BuildForce report shows labour sourcing crucial to meet growing job demands in B.C.

posted on February 3, 2020

By Journal of Commerce |

A new forecast by BuildForce Canada predicts high construction volume and a surge in demand for workers will make finding new sources of labour crucial for B.C.’s construction industry.

BuildForce Canada’s 2020–2029 Construction and Maintenance Looking Forward shows that the industry is already facing high work volume. Significant non-residential projects and unprecedented levels of housing starts combined to push construction activity in B.C. to record levels in 2019.

The high levels of work are putting pressure on already strained labour demand. And according to BuildForce, the industry will need to source 11,700 additional workers by 2021.

The report’s analysis of tracked projects shows that construction demands will remain exceptionally high for the next couple of years and peak in the latter half of 2021. However, even as demand moderates somewhat over the scenario period, BuildForce forecasts that demand levels will remain well above 2019 levels.

BuildForce’s analysis stressed that when coupled with the anticipated retirement of baby boomers from the labour force, the industry will face a difficult battle to pace with recruitment, training, and its labour force development needs during the coming decade.

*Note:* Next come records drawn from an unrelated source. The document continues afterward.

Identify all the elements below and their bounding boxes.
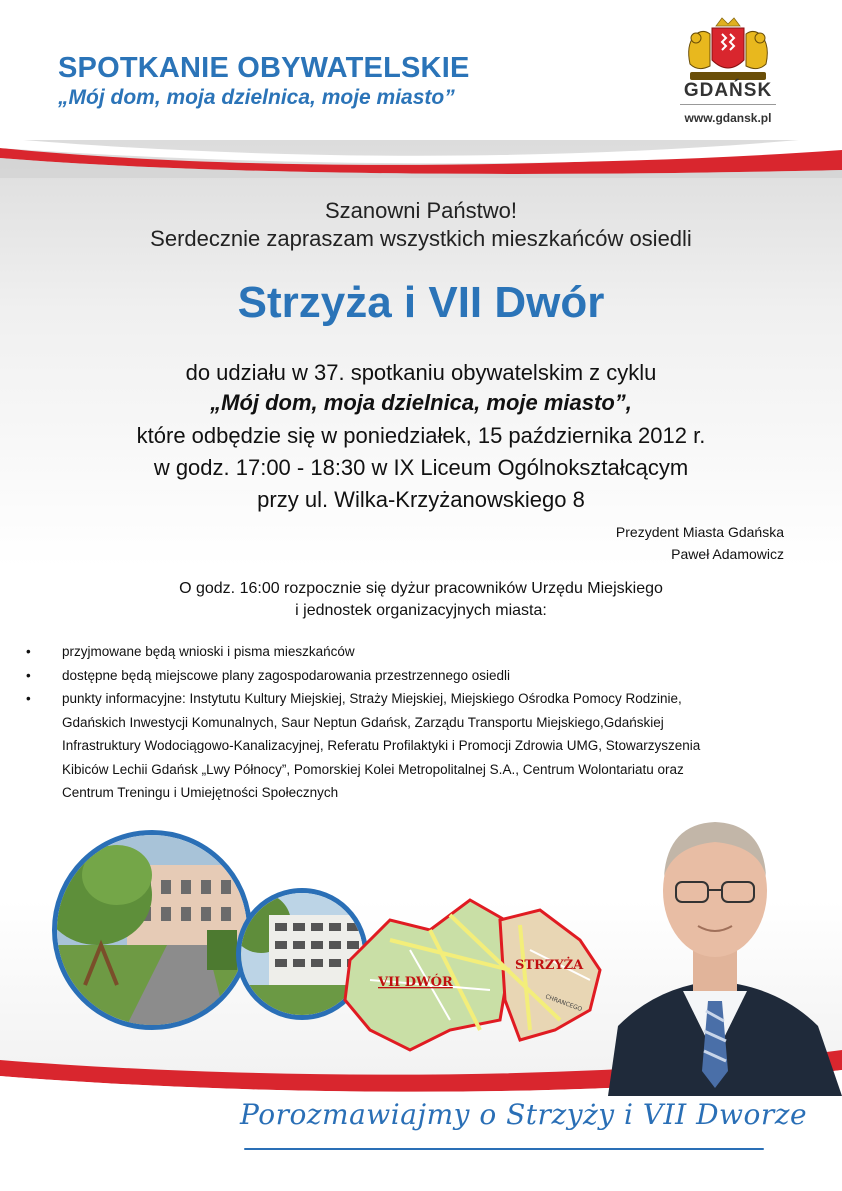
duty-line-1: O godz. 16:00 rozpocznie się dyżur pracowników Urzędu Miejskiego xyxy=(179,580,663,597)
list-item-text: Infrastruktury Wodociągowo-Kanalizacyjnej, Referatu Profilaktyki i Promocji Zdrowia UMG, Stowarzyszenia xyxy=(62,738,701,753)
header-subtitle: „Mój dom, moja dzielnica, moje miasto” xyxy=(58,86,455,109)
bullet-marker: • xyxy=(26,667,31,683)
gdansk-crest-icon xyxy=(672,16,784,86)
header-title: SPOTKANIE OBYWATELSKIE xyxy=(58,52,470,84)
map-street-label: CHRANCEGO xyxy=(544,993,583,1014)
list-item-text: punkty informacyjne: Instytutu Kultury Miejskiej, Straży Miejskiej, Miejskiego Ośrodka Pomocy Rodzinie, xyxy=(62,691,682,706)
mayor-portrait xyxy=(588,796,842,1096)
district-heading: Strzyża i VII Dwór xyxy=(237,278,605,327)
brand-divider xyxy=(680,104,776,105)
bullet-marker: • xyxy=(26,691,31,706)
list-item-continuation xyxy=(26,711,826,735)
top-red-swoosh xyxy=(0,118,842,178)
brand-name: GDAŃSK xyxy=(683,80,773,101)
district-map xyxy=(330,880,630,1070)
list-item-continuation xyxy=(26,758,826,782)
slogan-underline xyxy=(244,1148,764,1150)
list-item xyxy=(26,687,826,711)
brand-url: www.gdansk.pl xyxy=(684,111,772,125)
list-item xyxy=(26,664,826,688)
meeting-address: przy ul. Wilka-Krzyżanowskiego 8 xyxy=(257,487,585,512)
greeting: Szanowni Państwo! xyxy=(325,198,517,223)
signature-role: Prezydent Miasta Gdańska xyxy=(615,524,784,540)
meeting-line-1: do udziału w 37. spotkaniu obywatelskim z cyklu xyxy=(185,360,657,385)
meeting-time-place: w godz. 17:00 - 18:30 w IX Liceum Ogólnokształcącym xyxy=(153,455,689,480)
duty-line-2: i jednostek organizacyjnych miasta: xyxy=(295,602,547,619)
list-item-text: Gdańskich Inwestycji Komunalnych, Saur Neptun Gdańsk, Zarządu Transportu Miejskiego,Gdańskiej xyxy=(62,714,664,730)
list-item-text: przyjmowane będą wnioski i pisma mieszkańców xyxy=(62,644,355,659)
duty-bullet-list xyxy=(26,640,826,805)
bullet-marker: • xyxy=(26,644,31,659)
signature-name: Paweł Adamowicz xyxy=(671,546,784,562)
slogan: Porozmawiajmy o Strzyży i VII Dworze xyxy=(240,1098,808,1131)
list-item-text: Kibiców Lechii Gdańsk „Lwy Północy”, Pomorskiej Kolei Metropolitalnej S.A., Centrum Wolontariatu oraz xyxy=(62,761,684,777)
list-item xyxy=(26,640,826,664)
intro-line: Serdecznie zapraszam wszystkich mieszkańców osiedli xyxy=(150,226,692,251)
meeting-date: które odbędzie się w poniedziałek, 15 października 2012 r. xyxy=(136,423,706,448)
map-label-strzyza: STRZYŻA xyxy=(515,958,584,973)
map-label-vii-dwor: VII DWÓR xyxy=(378,975,453,990)
park-photo xyxy=(52,830,252,1030)
list-item-text: dostępne będą miejscowe plany zagospodarowania przestrzennego osiedli xyxy=(62,667,511,683)
meeting-line-2: „Mój dom, moja dzielnica, moje miasto”, xyxy=(210,390,632,415)
list-item-text: Centrum Treningu i Umiejętności Społecznych xyxy=(62,785,339,800)
list-item-continuation xyxy=(26,734,826,758)
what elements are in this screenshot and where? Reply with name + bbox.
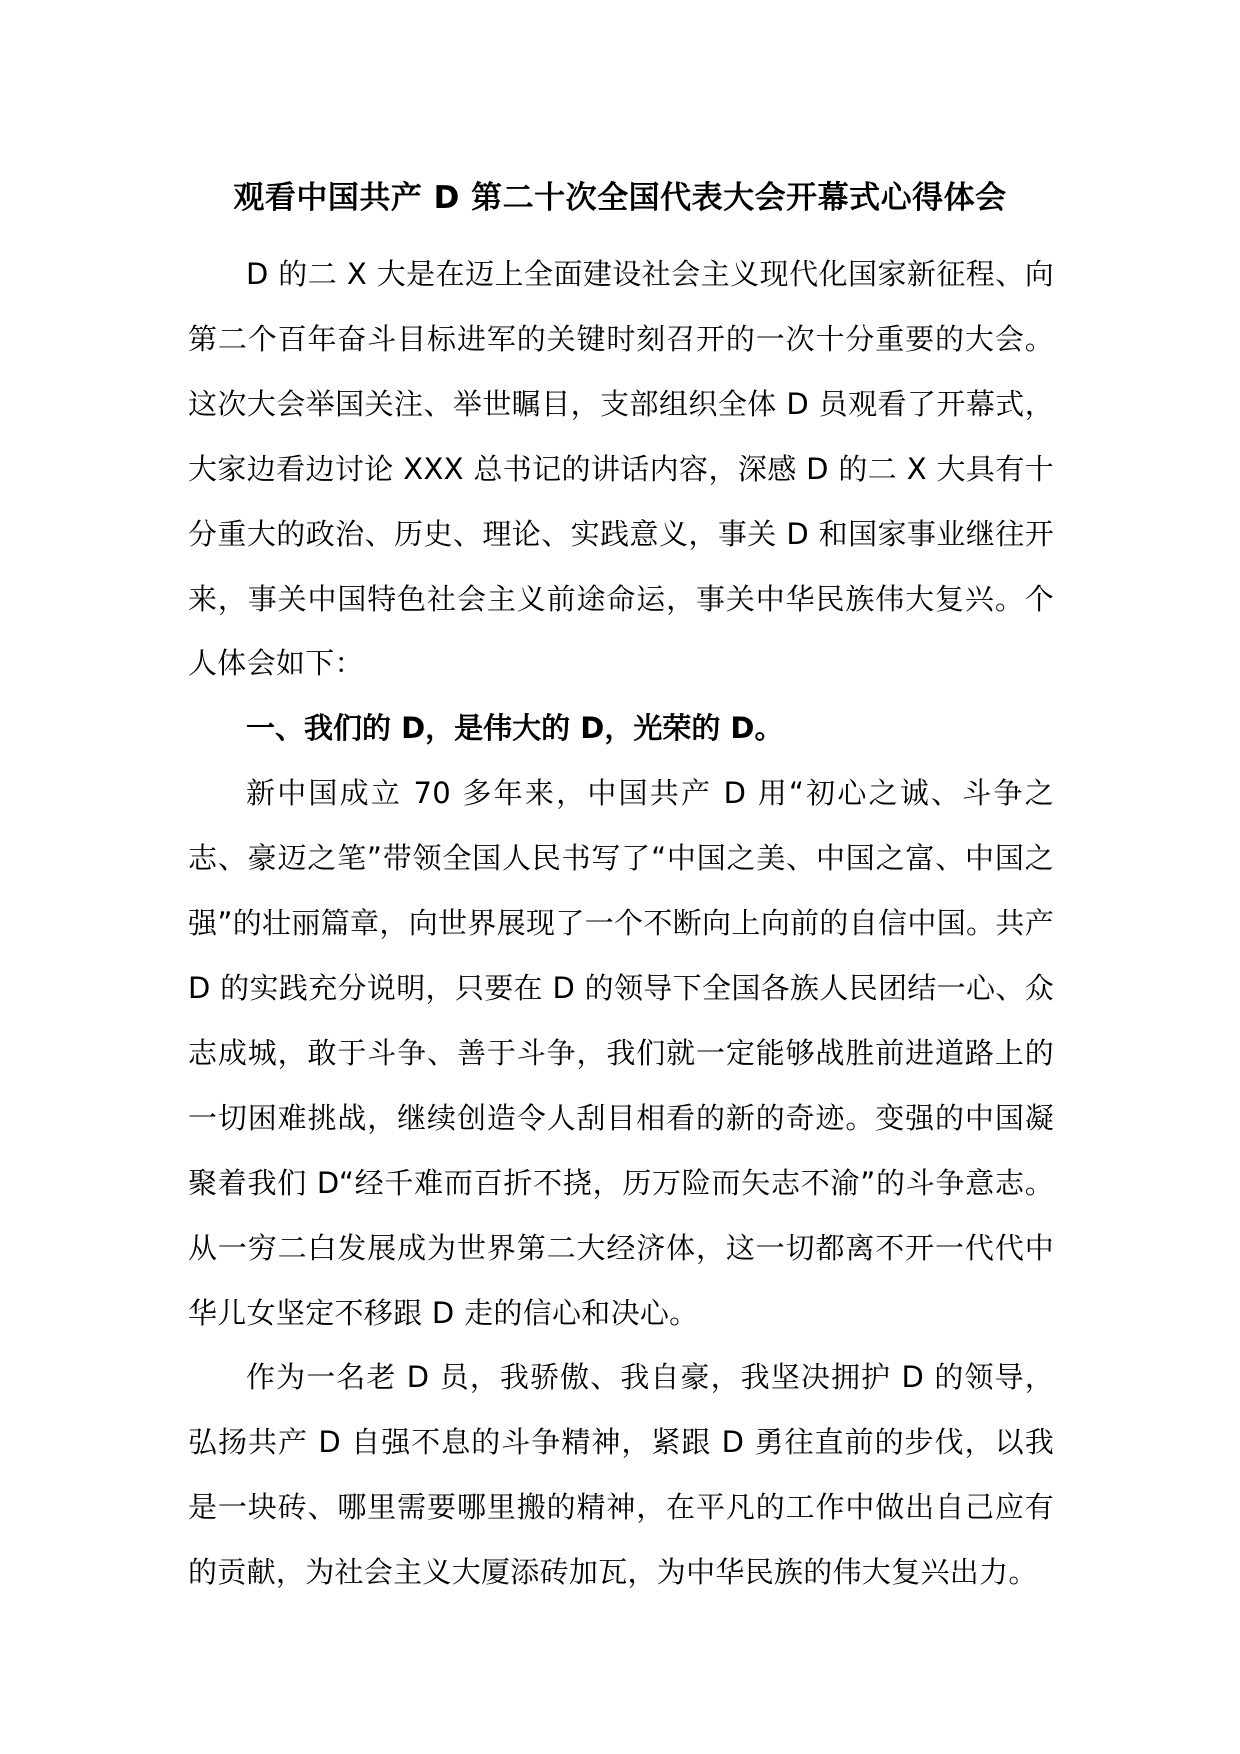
- document-title: 观看中国共产 D 第二十次全国代表大会开幕式心得体会: [233, 180, 1007, 216]
- intro-paragraph: D 的二 X 大是在迈上全面建设社会主义现代化国家新征程、向第二个百年奋斗目标进军的关键时刻召开的一次十分重要的大会。这次大会举国关注、举世瞩目，支部组织全体 D 员观看了开幕式，大家边看边讨论 XXX 总书记的讲话内容，深感 D 的二 X 大具有十分重大的政治、历史、理论、实践意义，事关 D 和国家事业继往开来，事关中国特色社会主义前途命运，事关中华民族伟大复兴。个人体会如下：: [188, 257, 1054, 681]
- document-body: [188, 242, 1054, 1605]
- body-paragraph-2: 作为一名老 D 员，我骄傲、我自豪，我坚决拥护 D 的领导，弘扬共产 D 自强不息的斗争精神，紧跟 D 勇往直前的步伐，以我是一块砖、哪里需要哪里搬的精神，在平凡的工作中做出自己应有的贡献，为社会主义大厦添砖加瓦，为中华民族的伟大复兴出力。: [188, 1360, 1054, 1590]
- body-paragraph-1: 新中国成立 70 多年来，中国共产 D 用“初心之诚、斗争之志、豪迈之笔”带领全国人民书写了“中国之美、中国之富、中国之强”的壮丽篇章，向世界展现了一个不断向上向前的自信中国。共产 D 的实践充分说明，只要在 D 的领导下全国各族人民团结一心、众志成城，敢于斗争、善于斗争，我们就一定能够战胜前进道路上的一切困难挑战，继续创造令人刮目相看的新的奇迹。变强的中国凝聚着我们 D“经千难而百折不挠，历万险而矢志不渝”的斗争意志。从一穷二白发展成为世界第二大经济体，这一切都离不开一代代中华儿女坚定不移跟 D 走的信心和决心。: [188, 776, 1054, 1330]
- section-heading: 一、我们的 D，是伟大的 D，光荣的 D。: [246, 711, 784, 746]
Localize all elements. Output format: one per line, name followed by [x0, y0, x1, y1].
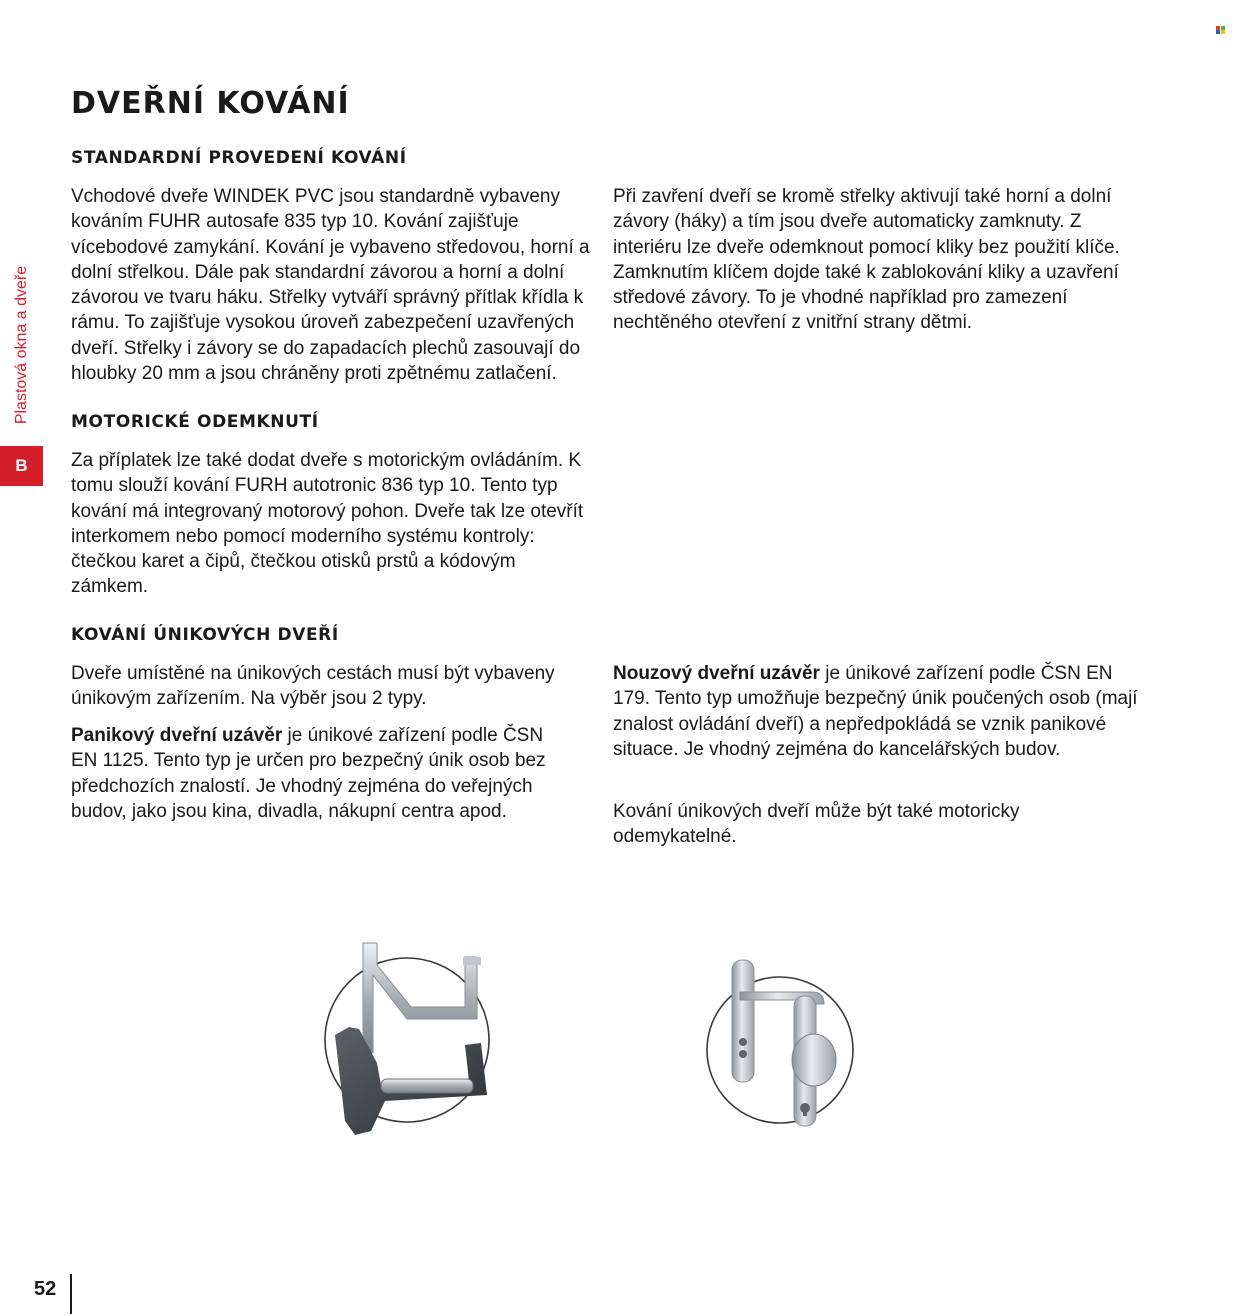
section-heading-escape: KOVÁNÍ ÚNIKOVÝCH DVEŘÍ: [71, 625, 339, 645]
chapter-side-label: Plastová okna a dveře: [13, 265, 31, 425]
standard-text-left: Vchodové dveře WINDEK PVC jsou standardně vybaveny kováním FUHR autosafe 835 typ 10. Kování zajišťuje vícebodové zamykání. Kování je vybaveno středovou, horní a dolní střelkou. Dále pak standardní závorou a horní a dolní závorou ve tvaru háku. Střelky vytváří správný přítlak křídla k rámu. To zajišťuje vysokou úroveň zabezpečení uzavřených dveří. Střelky i závory se do zapadacích plechů zasouvají do hloubky 20 mm a jsou chráněny proti zpětnému zatlačení.: [71, 186, 590, 385]
section-heading-standard: STANDARDNÍ PROVEDENÍ KOVÁNÍ: [71, 148, 407, 168]
section-heading-motor: MOTORICKÉ ODEMKNUTÍ: [71, 412, 319, 432]
emergency-exit-term: Nouzový dveřní uzávěr: [613, 663, 820, 684]
page-number: 52: [34, 1278, 57, 1300]
page-number-divider: [70, 1274, 72, 1314]
emergency-exit-paragraph: [613, 661, 1138, 762]
print-registration-mark: [1216, 26, 1226, 34]
emergency-exit-text: je únikové zařízení podle ČSN EN 179. Tento typ umožňuje bezpečný únik poučených osob (mají znalost ovládání dveří) a nepředpokládá se vznik panikové situace. Je vhodný zejména do kancelářských budov.: [613, 663, 1138, 760]
panic-exit-paragraph: [71, 723, 571, 824]
motor-text: Za příplatek lze také dodat dveře s motorickým ovládáním. K tomu slouží kování FURH autotronic 836 typ 10. Tento typ kování má integrovaný motorový pohon. Dveře tak lze otevřít interkomem nebo pomocí moderního systému kontroly: čtečkou karet a čipů, čtečkou otisků prstů a kódovým zámkem.: [71, 450, 584, 598]
page-title: DVEŘNÍ KOVÁNÍ: [71, 86, 350, 121]
door-handle-knob-image: [700, 950, 865, 1145]
panic-exit-term: Panikový dveřní uzávěr: [71, 725, 283, 746]
escape-note: Kování únikových dveří může být také motoricky odemykatelné.: [613, 801, 1020, 848]
chapter-tab: B: [0, 446, 43, 486]
panic-bar-image: [315, 935, 510, 1140]
standard-text-right: Při zavření dveří se kromě střelky aktivují také horní a dolní závory (háky) a tím jsou dveře automaticky zamknuty. Z interiéru lze dveře odemknout pomocí kliky bez použití klíče. Zamknutím klíčem dojde také k zablokování kliky a uzavření středové závory. To je vhodné například pro zamezení nechtěného otevření z vnitřní strany dětmi.: [613, 186, 1120, 334]
escape-intro: Dveře umístěné na únikových cestách musí být vybaveny únikovým zařízením. Na výběr jsou 2 typy.: [71, 663, 555, 710]
panic-exit-text: je únikové zařízení podle ČSN EN 1125. Tento typ je určen pro bezpečný únik osob bez předchozích znalostí. Je vhodný zejména do veřejných budov, jako jsou kina, divadla, nákupní centra apod.: [71, 725, 546, 822]
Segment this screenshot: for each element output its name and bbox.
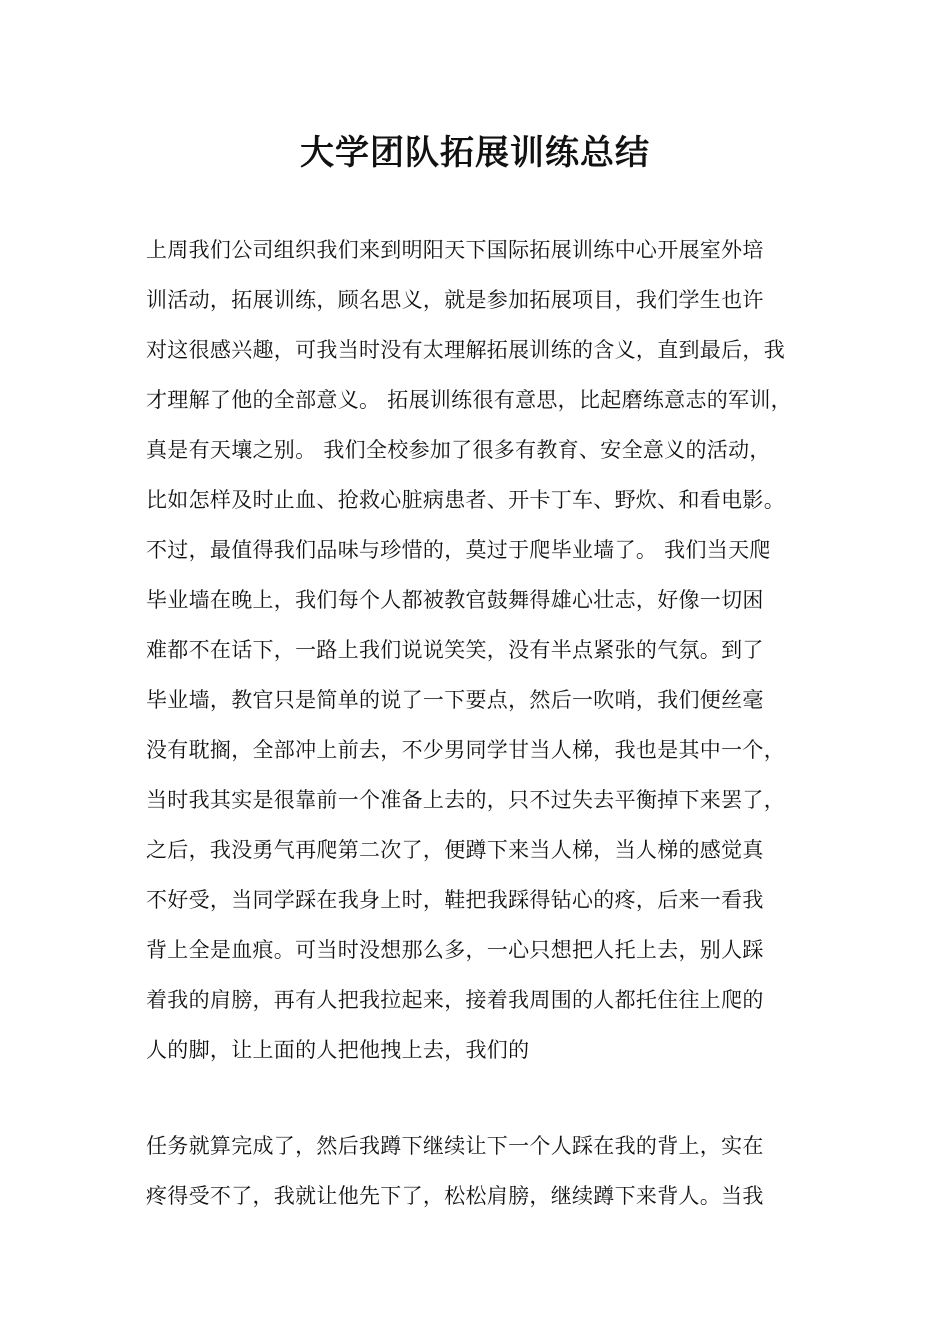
text-line: 背上全是血痕。可当时没想那么多，一心只想把人托上去，别人踩 [146, 938, 764, 962]
text-line: 不好受，当同学踩在我身上时，鞋把我踩得钻心的疼，后来一看我 [146, 888, 764, 912]
text-line: 疼得受不了，我就让他先下了，松松肩膀，继续蹲下来背人。当我 [146, 1184, 764, 1208]
paragraph-2 [146, 1121, 826, 1221]
text-line: 毕业墙，教官只是简单的说了一下要点，然后一吹哨，我们便丝毫 [146, 688, 764, 712]
text-line: 人的脚，让上面的人把他拽上去，我们的 [146, 1038, 530, 1062]
text-line: 之后，我没勇气再爬第二次了，便蹲下来当人梯，当人梯的感觉真 [146, 838, 764, 862]
text-line: 训活动，拓展训练，顾名思义，就是参加拓展项目，我们学生也许 [146, 288, 764, 312]
text-line: 当时我其实是很靠前一个准备上去的，只不过失去平衡掉下来罢了， [146, 788, 785, 812]
paragraph-1 [146, 225, 826, 1075]
text-line: 比如怎样及时止血、抢救心脏病患者、开卡丁车、野炊、和看电影。 [146, 488, 785, 512]
text-line: 不过，最值得我们品味与珍惜的，莫过于爬毕业墙了。 我们当天爬 [146, 538, 771, 562]
text-line: 难都不在话下，一路上我们说说笑笑，没有半点紧张的气氛。到了 [146, 638, 764, 662]
text-line: 任务就算完成了，然后我蹲下继续让下一个人踩在我的背上，实在 [146, 1134, 764, 1158]
text-line: 没有耽搁，全部冲上前去，不少男同学甘当人梯，我也是其中一个， [146, 738, 785, 762]
text-line: 上周我们公司组织我们来到明阳天下国际拓展训练中心开展室外培 [146, 238, 764, 262]
text-line: 着我的肩膀，再有人把我拉起来，接着我周围的人都托住往上爬的 [146, 988, 764, 1012]
text-line: 才理解了他的全部意义。 拓展训练很有意思，比起磨练意志的军训， [146, 388, 792, 412]
text-line: 毕业墙在晚上，我们每个人都被教官鼓舞得雄心壮志，好像一切困 [146, 588, 764, 612]
text-line: 对这很感兴趣，可我当时没有太理解拓展训练的含义，直到最后，我 [146, 338, 785, 362]
document-title: 大学团队拓展训练总结 [300, 133, 650, 173]
text-line: 真是有天壤之别。 我们全校参加了很多有教育、安全意义的活动， [146, 438, 771, 462]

The report states that the province’s construction and maintenance industry will be dominated mostly by non-residential projects, while the residential sector will also remain strong, as mild declines in new housing construction will be offset by growing renovation and maintenance demands.

“Unemployment in the B.C. construction industry remains at historically low levels, below 4 per cent,” said Bill Ferreira, executive director of BuildForce Canada. “While the industry will need to focus on long-term recruitment and skills development strategies, worker mobility will be critical to meeting the province’s anticipated construction needs, particularly over the short term.”